-İlk yapıtınız yayınlandığında neler hissettiniz?
Malum bazen geldi mi üst üste gelir her şey. O denli bir dönemimdi. Köşeye sıkıştığımı hissettiğim, benim için oldukça ağır ve gerilimli geçen sıcak bir yaz günüydü. Ona karşın öğrenir öğrenmez şunu söyledim kendime: Heyecandan baş dönmesi dedikleri şey öylesine uydurulmuş bir şey değilmiş.
-Kitabınızı elinize alınca birinci olarak ne yaptınız?
Baktım ve iki kapak ortasına sığanları düşündüm. Beyaz bir kâğıdın üzerine garip garip haller çiziktirmenin ne derece büyülü bir uğraş olduğunu fark ettim. Yazdığım her hikayeyi, hatta çabucak her cümleyi nerde, ne biçimde ve hangi ruh haliyle yazdığımı çok net hatırladığım için arkamda kalan ve bir daha tekrarı olmayacağını bildiğim o hoş yıllarımı, o tatlı anılarımı, o gençlik buhranlarımı ellerimin ortasında tutuyor üzereydim. Nasıl anlatabilirim ki? Tarifsizdi.
-Kitabınızı birinci kime imzaladınız?
Bundan yaklaşık beş yıl kadar evvel, karlı bir cuma günü Gazi Ahmet Paşa Camii’nin avlusunda kendisine bir hafta kadar evvel verdiğim hikayelerimi (ki onların hiçbiri yayınlanmadı ve bilgisayarımın şu an neresinde olduğunu bilmediğim bir klasörde müsvedde olarak duruyor) neredeyse her cümlesine tavsiye içerikli notlar iliştirilmiş bir halde montunun iç cebinden çıkararak “Kumaşın sağlam, bırakma sakın,” diyen Hasan Aycın’a…
KİTAPLARIN İÇİNE DÜŞMÜŞ BİRİ
-Yazmaya nasıl başladınız?
Ben evvela olan biten her şeyin hem bir şeyin sebebi hem de sonucu olduğunu düşünüyorum. Her ne oluyor ise o şey temelinde hem bir şeylerin sebebi hem de sonucu. Kendi hayat hikâyemdeki ferdî deneyimlerim bana bu türlü söylüyor. Yazma sürecim için de bu türlü olduğunu düşünüyorum. Hasebiyle yazma hareketim bir şeylerin sebebi olduğu üzere tıpkı vakitte bir şeylerin de sonucuydu aslında. Uzun yıllar devam eden okumalarımın… Yazma serüvenim o okuma sürecimin bir getirisi oldu diyebilirim. En azından geriye dönüp baktığımda bunu görüyorum. Çünkü şuurlu bir tercihim yahut bu tarafta bir meslek planım yoktu. Olmadı da. Yani şunları şunları okuyayım, onlar içimde bir yerlerde biriksin, beni bir yerlere getirsin, vakti geldiğinde de ben de oturur yazmaya başlarım üzere bir fikrim olmadı hiçbir vakit. Kendimi günün birinde –on bir yaşındaydım- kitapların içine düşmüş biri olarak buldum. Sonra vakit geçti, hiç çıkamadım oradan ve yazan biri olarak dolaşmaya başladım orada. Yalnız şunu da belirtmek isterim: Temel olan okumaktır benim için. Aslolan odur. Birinci buyruk “yaz” değil “oku”dur. Yazmak her ne kadar okumanın bir sonucu ise de biraz arızi bir sonuçtur bence. Bir tıp taşıyamama ve sırrı faş etme hali…

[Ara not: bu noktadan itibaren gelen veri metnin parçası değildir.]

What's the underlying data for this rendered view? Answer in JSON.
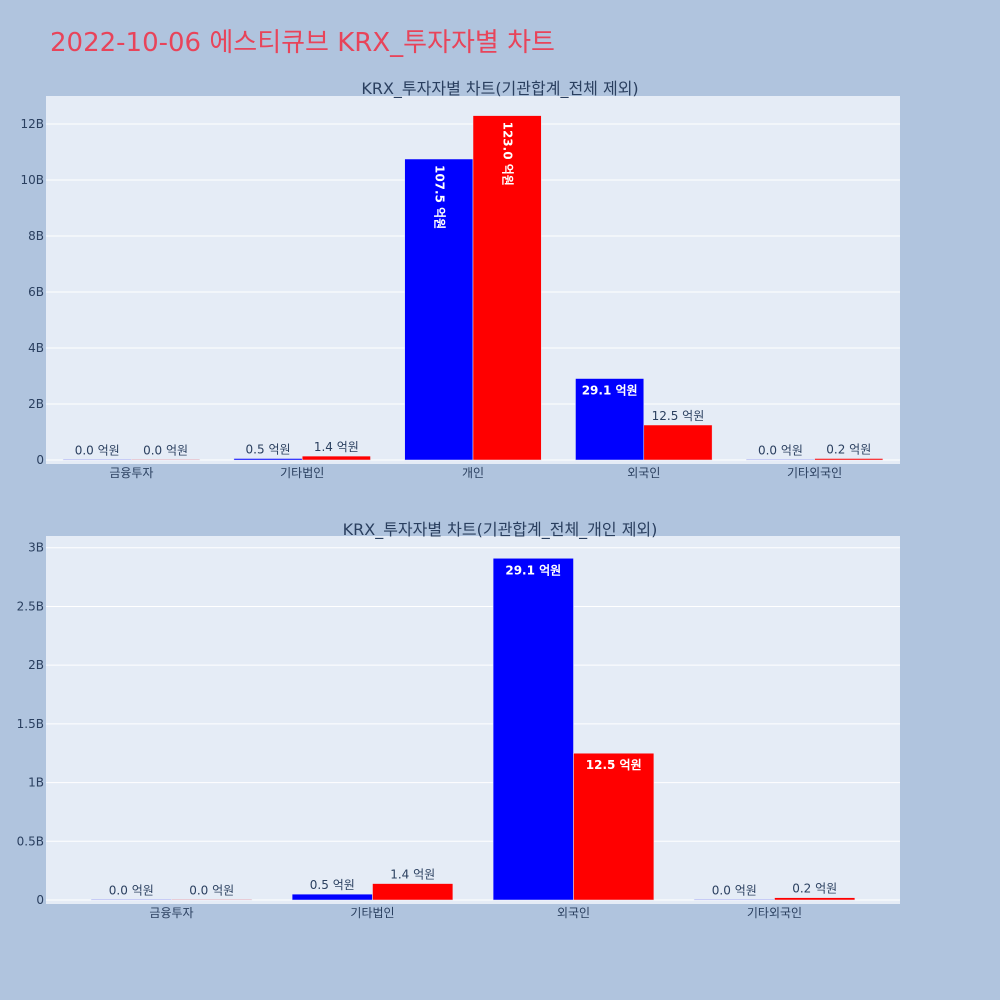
{
  "page": {
    "title": "2022-10-06 에스티큐브 KRX_투자자별 차트",
    "title_color": "#e8445a",
    "background": "#b0c4de",
    "plot_background": "#e5ecf6"
  },
  "chart_data": [
    {
      "type": "bar",
      "title": "KRX_투자자별 차트(기관합계_전체 제외)",
      "categories": [
        "금융투자",
        "기타법인",
        "개인",
        "외국인",
        "기타외국인"
      ],
      "series": [
        {
          "color": "#0000ff",
          "values": [
            0,
            50000000,
            10750000000,
            2910000000,
            0
          ],
          "labels": [
            "0.0 억원",
            "0.5 억원",
            "107.5 억원",
            "29.1 억원",
            "0.0 억원"
          ]
        },
        {
          "color": "#ff0000",
          "values": [
            0,
            140000000,
            12300000000,
            1250000000,
            20000000
          ],
          "labels": [
            "0.0 억원",
            "1.4 억원",
            "123.0 억원",
            "12.5 억원",
            "0.2 억원"
          ]
        }
      ],
      "ylim": [
        0,
        13000000000
      ],
      "yticks": [
        0,
        2000000000,
        4000000000,
        6000000000,
        8000000000,
        10000000000,
        12000000000
      ],
      "ytick_labels": [
        "0",
        "2B",
        "4B",
        "6B",
        "8B",
        "10B",
        "12B"
      ],
      "grid": true,
      "legend": "none"
    },
    {
      "type": "bar",
      "title": "KRX_투자자별 차트(기관합계_전체_개인 제외)",
      "categories": [
        "금융투자",
        "기타법인",
        "외국인",
        "기타외국인"
      ],
      "series": [
        {
          "color": "#0000ff",
          "values": [
            0,
            50000000,
            2910000000,
            0
          ],
          "labels": [
            "0.0 억원",
            "0.5 억원",
            "29.1 억원",
            "0.0 억원"
          ]
        },
        {
          "color": "#ff0000",
          "values": [
            0,
            140000000,
            1250000000,
            20000000
          ],
          "labels": [
            "0.0 억원",
            "1.4 억원",
            "12.5 억원",
            "0.2 억원"
          ]
        }
      ],
      "ylim": [
        0,
        3100000000
      ],
      "yticks": [
        0,
        500000000,
        1000000000,
        1500000000,
        2000000000,
        2500000000,
        3000000000
      ],
      "ytick_labels": [
        "0",
        "0.5B",
        "1B",
        "1.5B",
        "2B",
        "2.5B",
        "3B"
      ],
      "grid": true,
      "legend": "none"
    }
  ]
}
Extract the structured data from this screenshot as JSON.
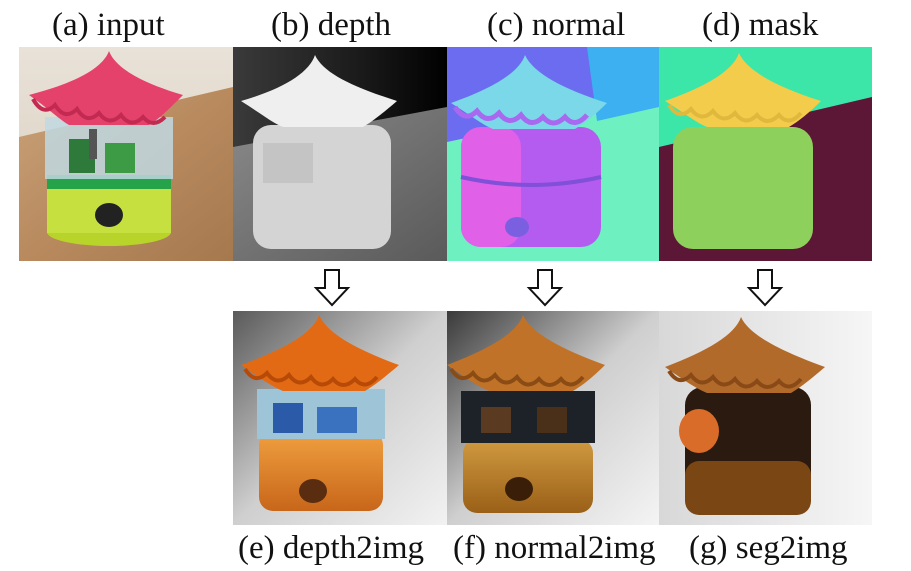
{
  "figure": {
    "top_captions": [
      "(a) input",
      "(b) depth",
      "(c) normal",
      "(d) mask"
    ],
    "bottom_captions": [
      "(e) depth2img",
      "(f) normal2img",
      "(g) seg2img"
    ],
    "panels": {
      "input": "photo of a toy carousel with pink roof and green base",
      "depth": "grayscale depth map",
      "normal": "surface normal map",
      "mask": "segmentation mask",
      "depth2img": "generated image from depth",
      "normal2img": "generated image from normal",
      "seg2img": "generated image from segmentation"
    }
  }
}
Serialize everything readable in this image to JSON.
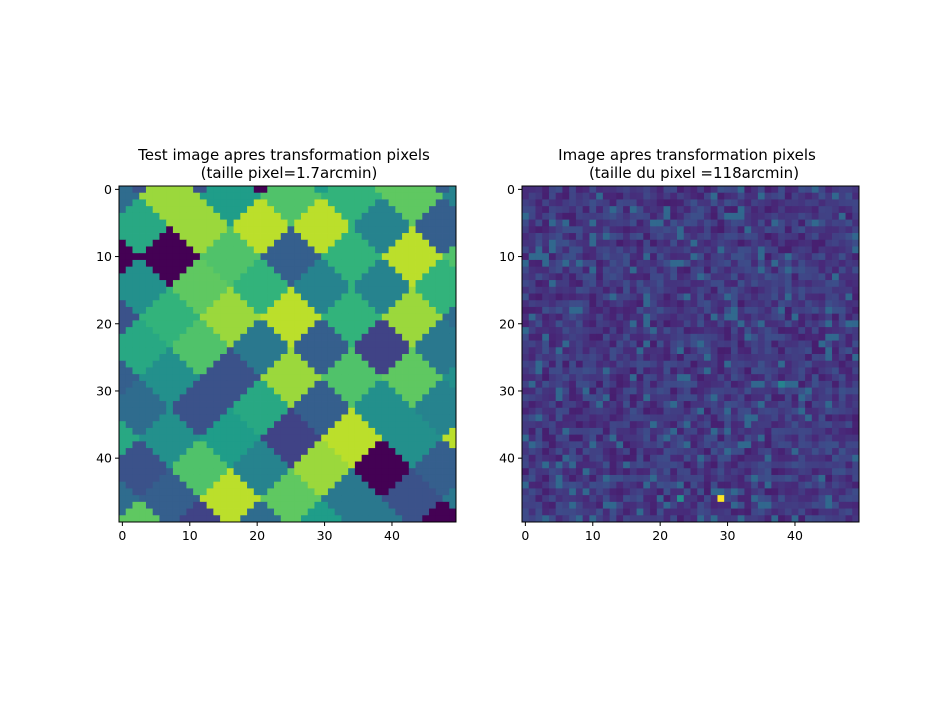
{
  "chart_data": [
    {
      "type": "heatmap",
      "title_line1": "Test image apres transformation pixels",
      "title_line2": "(taille pixel=1.7arcmin)",
      "rows": 50,
      "cols": 50,
      "xlim": [
        -0.5,
        49.5
      ],
      "ylim": [
        49.5,
        -0.5
      ],
      "xticks": [
        0,
        10,
        20,
        30,
        40
      ],
      "yticks": [
        0,
        10,
        20,
        30,
        40
      ],
      "colormap": "viridis",
      "description_style": "rotated-diamond tiles",
      "tile_seed": 7
    },
    {
      "type": "heatmap",
      "title_line1": "Image apres transformation pixels",
      "title_line2": "(taille du pixel =118arcmin)",
      "rows": 50,
      "cols": 50,
      "xlim": [
        -0.5,
        49.5
      ],
      "ylim": [
        49.5,
        -0.5
      ],
      "xticks": [
        0,
        10,
        20,
        30,
        40
      ],
      "yticks": [
        0,
        10,
        20,
        30,
        40
      ],
      "colormap": "viridis",
      "noise_seed": 11,
      "bright_pixels": [
        {
          "row": 46,
          "col": 29,
          "value": 1.0
        },
        {
          "row": 46,
          "col": 23,
          "value": 0.5
        },
        {
          "row": 29,
          "col": 38,
          "value": 0.45
        }
      ]
    }
  ]
}
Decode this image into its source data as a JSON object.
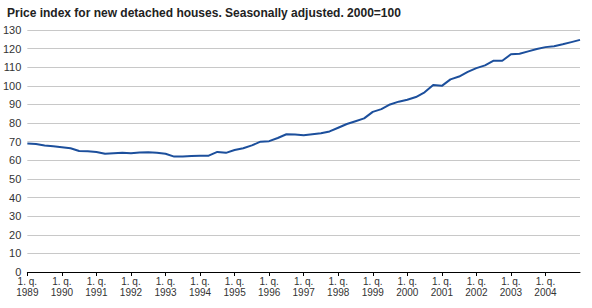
{
  "chart_data": {
    "type": "line",
    "title": "Price index for new detached houses. Seasonally adjusted. 2000=100",
    "categories": [
      "1. q.\n1989",
      null,
      null,
      null,
      "1. q.\n1990",
      null,
      null,
      null,
      "1. q.\n1991",
      null,
      null,
      null,
      "1. q.\n1992",
      null,
      null,
      null,
      "1. q.\n1993",
      null,
      null,
      null,
      "1. q.\n1994",
      null,
      null,
      null,
      "1. q.\n1995",
      null,
      null,
      null,
      "1. q.\n1996",
      null,
      null,
      null,
      "1. q.\n1997",
      null,
      null,
      null,
      "1. q.\n1998",
      null,
      null,
      null,
      "1. q.\n1999",
      null,
      null,
      null,
      "1. q.\n2000",
      null,
      null,
      null,
      "1. q.\n2001",
      null,
      null,
      null,
      "1. q.\n2002",
      null,
      null,
      null,
      "1. q.\n2003",
      null,
      null,
      null,
      "1. q.\n2004",
      null,
      null,
      null,
      null
    ],
    "values": [
      69,
      68.8,
      68,
      67.5,
      67,
      66.5,
      65,
      64.8,
      64.5,
      63.5,
      63.8,
      64,
      63.8,
      64.2,
      64.3,
      64,
      63.5,
      62,
      62,
      62.3,
      62.5,
      62.5,
      64.5,
      64,
      65.5,
      66.5,
      68,
      70,
      70.3,
      72,
      74,
      73.8,
      73.5,
      74,
      74.5,
      75.5,
      77.5,
      79.5,
      81,
      82.5,
      86,
      87.5,
      90,
      91.5,
      92.5,
      94,
      96.5,
      100.5,
      100,
      103.5,
      105,
      107.5,
      109.5,
      111,
      113.5,
      113.5,
      117,
      117.2,
      118.5,
      119.8,
      120.8,
      121.3,
      122.3,
      123.5,
      124.7
    ],
    "color": "#1c4f9c",
    "ylim": [
      0,
      130
    ],
    "yticks": [
      0,
      10,
      20,
      30,
      40,
      50,
      60,
      70,
      80,
      90,
      100,
      110,
      120,
      130
    ],
    "grid": true
  }
}
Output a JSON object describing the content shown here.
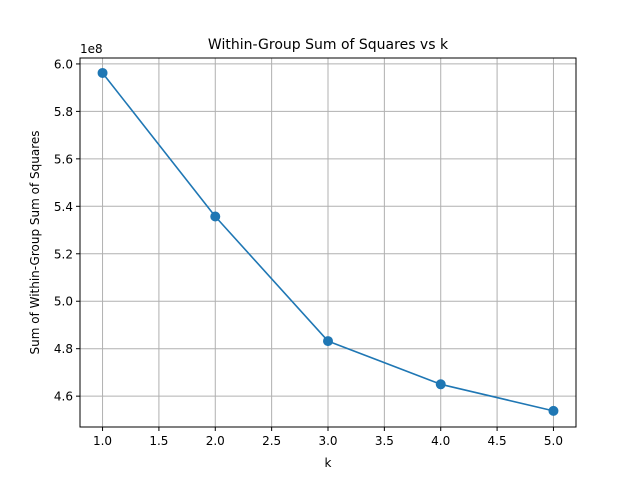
{
  "chart_data": {
    "type": "line",
    "title": "Within-Group Sum of Squares vs k",
    "xlabel": "k",
    "ylabel": "Sum of Within-Group Sum of Squares",
    "offset_label": "1e8",
    "xlim": [
      0.8,
      5.2
    ],
    "ylim": [
      4.47,
      6.025
    ],
    "xticks": [
      1.0,
      1.5,
      2.0,
      2.5,
      3.0,
      3.5,
      4.0,
      4.5,
      5.0
    ],
    "xtick_labels": [
      "1.0",
      "1.5",
      "2.0",
      "2.5",
      "3.0",
      "3.5",
      "4.0",
      "4.5",
      "5.0"
    ],
    "yticks": [
      4.6,
      4.8,
      5.0,
      5.2,
      5.4,
      5.6,
      5.8,
      6.0
    ],
    "ytick_labels": [
      "4.6",
      "4.8",
      "5.0",
      "5.2",
      "5.4",
      "5.6",
      "5.8",
      "6.0"
    ],
    "grid": true,
    "series": [
      {
        "x": [
          1,
          2,
          3,
          4,
          5
        ],
        "values": [
          5.962,
          5.357,
          4.832,
          4.65,
          4.538
        ],
        "color": "#1f77b4",
        "marker": "circle"
      }
    ]
  }
}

-Gece mi yazarsınız, gündüz mü?
Her oluş bir vakte rehnolunmuştur derler, buna inananlardanım. O yüzden yazarken de rutini olan biri değilimdir. Hiçbir şey yapmaksızın oturup o vaktin gelmesini beklemem, işe yarıyor mu bilmiyorum ama erken gelmesi için gayretlerim, geldiğini hissettiğim vakit da müellifim. Geceyse gece, gündüzse gündüz.
-Defter mi, bilgisayar mı?
Kâğıt bana her vakit daha gerçek gelmiştir. O yüzden son formunu verinceye dek kâğıda müellif, sonra da bilgisayara geçiririm.